Management noted in Wednesday's 8-K filing they "...took the opportunity to provide input into the documentation of meeting minute notes." I believe this input refers to data and statistical analysis related to the topic of tumor destruction (and more broadly locoregional disease control) upon injection of PV-10 into patient lesions. Recall Provectus' European Cancer Congress ("ECC") 2013 poster presentation (poster here, press release here). While the trial was a typical or traditional patient study, Provectus also collected (categorized) data on a per lesion basis. One might almost think of the trial as a "lesion study," where although N was the number of patients or subjects, n was the number of lesions. I believe about or more than a 1,000 lesions were treated and/or observed, of which 491 were treated as target lesions. Among these 491 lesions, 53% achieved complete response ("CR"), 5% partial response ("PR") and 12% stable disease ("SD"). 70% locoregional disease control (CR+PR+SD).
Pieces of Craig's two quotes in the ECC 2013 press release are quite relevant (see my bold underlined emphasis below):
- "The researchers concluded that PV-10 has a unique immuno-chemoablative profile that offers significant potential due to several important attributes. First, its safety and efficacy compare favorably with existing and emerging therapies. Second, its safety profile makes it an attractive candidate as a combination strategy for treatment of advanced disease. And finally, it provides a powerful combination of rapid reduction of tumor burden with induction of tumor-specific immune response that can achieve rapid disease control in refractory patients with locally advanced melanoma."

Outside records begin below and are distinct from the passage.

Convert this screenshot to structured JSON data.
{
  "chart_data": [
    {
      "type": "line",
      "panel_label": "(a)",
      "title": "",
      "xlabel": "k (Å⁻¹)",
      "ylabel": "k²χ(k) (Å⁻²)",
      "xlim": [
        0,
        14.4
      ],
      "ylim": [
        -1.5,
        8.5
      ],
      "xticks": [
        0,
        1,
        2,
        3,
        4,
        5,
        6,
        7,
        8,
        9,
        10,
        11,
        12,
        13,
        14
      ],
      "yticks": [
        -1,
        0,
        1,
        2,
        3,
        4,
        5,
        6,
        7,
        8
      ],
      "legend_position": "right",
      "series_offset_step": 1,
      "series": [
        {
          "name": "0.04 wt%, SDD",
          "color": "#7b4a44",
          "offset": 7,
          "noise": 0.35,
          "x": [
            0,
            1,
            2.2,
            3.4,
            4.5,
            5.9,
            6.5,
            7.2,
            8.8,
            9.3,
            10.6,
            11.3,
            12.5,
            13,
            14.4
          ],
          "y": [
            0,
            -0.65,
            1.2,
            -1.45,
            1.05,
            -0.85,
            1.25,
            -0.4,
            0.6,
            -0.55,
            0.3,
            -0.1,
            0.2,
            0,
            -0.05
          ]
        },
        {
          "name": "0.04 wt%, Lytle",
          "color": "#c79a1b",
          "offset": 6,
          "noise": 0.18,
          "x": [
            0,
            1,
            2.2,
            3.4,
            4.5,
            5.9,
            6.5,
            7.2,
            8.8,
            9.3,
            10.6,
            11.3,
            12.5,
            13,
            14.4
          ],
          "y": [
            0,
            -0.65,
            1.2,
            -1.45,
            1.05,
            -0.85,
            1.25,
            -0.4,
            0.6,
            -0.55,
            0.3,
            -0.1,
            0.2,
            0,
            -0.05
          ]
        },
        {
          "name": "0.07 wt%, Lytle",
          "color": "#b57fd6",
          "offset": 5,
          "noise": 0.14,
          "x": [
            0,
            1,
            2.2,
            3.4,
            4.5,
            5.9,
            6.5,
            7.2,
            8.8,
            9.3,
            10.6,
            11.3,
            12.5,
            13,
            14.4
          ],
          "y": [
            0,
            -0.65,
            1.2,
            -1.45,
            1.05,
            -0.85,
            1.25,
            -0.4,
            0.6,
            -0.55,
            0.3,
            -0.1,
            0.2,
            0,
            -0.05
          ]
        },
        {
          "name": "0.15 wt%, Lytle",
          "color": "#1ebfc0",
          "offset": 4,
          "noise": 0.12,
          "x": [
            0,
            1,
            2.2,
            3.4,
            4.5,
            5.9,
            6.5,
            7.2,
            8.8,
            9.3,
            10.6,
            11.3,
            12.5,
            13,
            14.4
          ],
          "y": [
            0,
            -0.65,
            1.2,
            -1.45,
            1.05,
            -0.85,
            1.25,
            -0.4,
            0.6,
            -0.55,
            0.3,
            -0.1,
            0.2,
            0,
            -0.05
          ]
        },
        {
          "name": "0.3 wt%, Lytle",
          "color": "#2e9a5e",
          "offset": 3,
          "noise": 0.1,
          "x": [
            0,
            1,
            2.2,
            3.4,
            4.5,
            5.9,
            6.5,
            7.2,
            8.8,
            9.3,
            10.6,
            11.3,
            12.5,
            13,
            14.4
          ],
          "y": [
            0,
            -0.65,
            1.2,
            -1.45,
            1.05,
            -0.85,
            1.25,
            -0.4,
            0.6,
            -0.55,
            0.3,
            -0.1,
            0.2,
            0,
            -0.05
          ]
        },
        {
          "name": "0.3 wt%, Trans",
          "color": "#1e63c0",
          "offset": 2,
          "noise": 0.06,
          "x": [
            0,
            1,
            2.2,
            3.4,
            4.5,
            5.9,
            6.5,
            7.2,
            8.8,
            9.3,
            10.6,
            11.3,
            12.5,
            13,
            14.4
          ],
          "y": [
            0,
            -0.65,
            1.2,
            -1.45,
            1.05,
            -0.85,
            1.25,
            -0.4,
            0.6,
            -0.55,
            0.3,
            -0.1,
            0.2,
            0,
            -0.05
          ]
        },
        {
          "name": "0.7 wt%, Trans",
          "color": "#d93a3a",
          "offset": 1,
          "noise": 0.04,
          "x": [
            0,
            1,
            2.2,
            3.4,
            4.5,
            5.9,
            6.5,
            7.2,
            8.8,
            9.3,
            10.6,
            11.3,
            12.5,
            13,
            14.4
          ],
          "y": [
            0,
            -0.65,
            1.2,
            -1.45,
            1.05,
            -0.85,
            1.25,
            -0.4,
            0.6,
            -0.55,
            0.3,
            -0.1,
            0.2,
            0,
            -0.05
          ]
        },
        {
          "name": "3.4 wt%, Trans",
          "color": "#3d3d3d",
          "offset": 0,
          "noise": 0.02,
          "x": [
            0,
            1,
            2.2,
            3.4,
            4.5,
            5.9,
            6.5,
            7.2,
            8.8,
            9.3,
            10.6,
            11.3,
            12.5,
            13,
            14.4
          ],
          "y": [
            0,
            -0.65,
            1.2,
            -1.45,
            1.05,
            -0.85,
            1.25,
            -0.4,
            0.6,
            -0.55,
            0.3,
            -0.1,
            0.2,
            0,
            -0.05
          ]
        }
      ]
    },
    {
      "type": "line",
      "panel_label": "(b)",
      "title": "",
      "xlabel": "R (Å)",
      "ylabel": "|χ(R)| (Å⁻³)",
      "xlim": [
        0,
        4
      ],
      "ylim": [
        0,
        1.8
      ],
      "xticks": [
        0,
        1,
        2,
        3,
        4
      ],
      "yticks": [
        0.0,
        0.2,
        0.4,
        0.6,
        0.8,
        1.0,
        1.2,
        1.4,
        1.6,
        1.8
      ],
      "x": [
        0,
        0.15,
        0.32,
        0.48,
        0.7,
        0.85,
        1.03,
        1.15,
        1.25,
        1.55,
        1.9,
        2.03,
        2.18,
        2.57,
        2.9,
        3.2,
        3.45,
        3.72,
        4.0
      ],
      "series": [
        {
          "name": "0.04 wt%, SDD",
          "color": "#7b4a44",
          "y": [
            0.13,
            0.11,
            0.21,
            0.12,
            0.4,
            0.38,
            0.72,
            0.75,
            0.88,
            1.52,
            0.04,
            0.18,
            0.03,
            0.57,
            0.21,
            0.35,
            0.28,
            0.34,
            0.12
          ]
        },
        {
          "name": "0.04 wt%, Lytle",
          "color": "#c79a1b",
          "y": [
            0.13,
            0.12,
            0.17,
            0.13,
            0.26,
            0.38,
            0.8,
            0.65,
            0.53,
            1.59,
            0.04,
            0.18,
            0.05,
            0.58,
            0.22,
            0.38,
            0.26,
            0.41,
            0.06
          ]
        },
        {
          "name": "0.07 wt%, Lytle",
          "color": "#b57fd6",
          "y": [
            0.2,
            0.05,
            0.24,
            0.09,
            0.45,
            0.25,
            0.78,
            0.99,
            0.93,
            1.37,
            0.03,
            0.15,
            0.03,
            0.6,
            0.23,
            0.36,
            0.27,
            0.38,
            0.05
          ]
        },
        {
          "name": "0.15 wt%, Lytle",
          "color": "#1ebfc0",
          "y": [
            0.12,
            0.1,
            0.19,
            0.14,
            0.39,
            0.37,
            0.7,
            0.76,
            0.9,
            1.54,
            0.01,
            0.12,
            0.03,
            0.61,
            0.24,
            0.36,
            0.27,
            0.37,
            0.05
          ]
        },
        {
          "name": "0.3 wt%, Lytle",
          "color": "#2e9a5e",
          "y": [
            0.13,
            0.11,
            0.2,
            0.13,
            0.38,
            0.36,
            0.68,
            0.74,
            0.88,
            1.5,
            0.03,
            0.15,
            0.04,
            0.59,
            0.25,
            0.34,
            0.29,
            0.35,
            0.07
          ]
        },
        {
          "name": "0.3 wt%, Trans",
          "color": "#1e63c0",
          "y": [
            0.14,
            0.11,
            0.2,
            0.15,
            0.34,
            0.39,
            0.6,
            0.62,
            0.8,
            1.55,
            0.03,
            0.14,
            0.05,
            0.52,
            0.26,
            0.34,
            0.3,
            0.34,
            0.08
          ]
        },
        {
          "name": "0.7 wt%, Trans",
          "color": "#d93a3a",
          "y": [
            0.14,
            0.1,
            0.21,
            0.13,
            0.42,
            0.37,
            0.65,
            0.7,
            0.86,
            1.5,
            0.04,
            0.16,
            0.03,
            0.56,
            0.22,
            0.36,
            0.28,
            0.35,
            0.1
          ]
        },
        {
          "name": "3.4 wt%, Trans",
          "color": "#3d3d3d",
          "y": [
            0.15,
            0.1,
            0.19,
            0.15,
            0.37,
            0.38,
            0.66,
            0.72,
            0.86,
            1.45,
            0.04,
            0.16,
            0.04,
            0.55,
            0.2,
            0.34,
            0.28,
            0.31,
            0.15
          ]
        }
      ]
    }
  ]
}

- "Melanoma patients and their caregivers experience profound discouragement upon recurrence of the serious skin manifestations of this disease. The investigators on this study describe the effect of PV-10 as "rapid, durable response" but as the photographs have documented, many of the PV-10 treated tumors almost appear to have never been present. PV-10 was only injected intermittently, when tumors were present during the first 16 weeks of the study, in stark contrast to typical clinical studies where treatment is given until either resistance is engendered or patients experience unacceptable toxicity. We are gratified that response to PV-10 was demonstrated consistently across all study centers, with minimal intervention in patients refractory to multiple prior treatments. PV-10’s unique mechanism of action, alone or in combination with existing or emerging therapy, has the potential to shift the paradigm in oncology, where an intermittent intervention can dramatically reduce disease burden and may prod the immune system into preventing or arresting the formation of life threatening metastases."
Eric, whose responsibilities at Provectus include biostatistics, may have worked with the FDA to provide or isolate data from the company's metastatic melanoma Phase 2 trial to support statistical significance or relevance of locoregional disease control at a lesion level (not merely at a patient level). p-values, for example, previously have been provided by the company for N (i.e., subjects) in past presentations. p-values, which I use for illustrative purposes (I don't know what specific statistical parameter(s) the Agency would require), for lesions have not. If the FDA recognized new endpoints (tumor- or symptom-based) were appropriate and necessary for PV-10, Eric, following the December 16th meeting, could have recasted already collected and locked data as such for the Agency to consider. If this work indeed was the "input" Provectus took the opportunity to provide, and if accepted by the FDA, then it's not unreasonable for an approval pathway potentially to follow.
Now consider the changes to the website presentation, which was updated today. It seems to me management is saying exactly that: an approval pathway, currently being collaboratively developed with the Agency, should follow.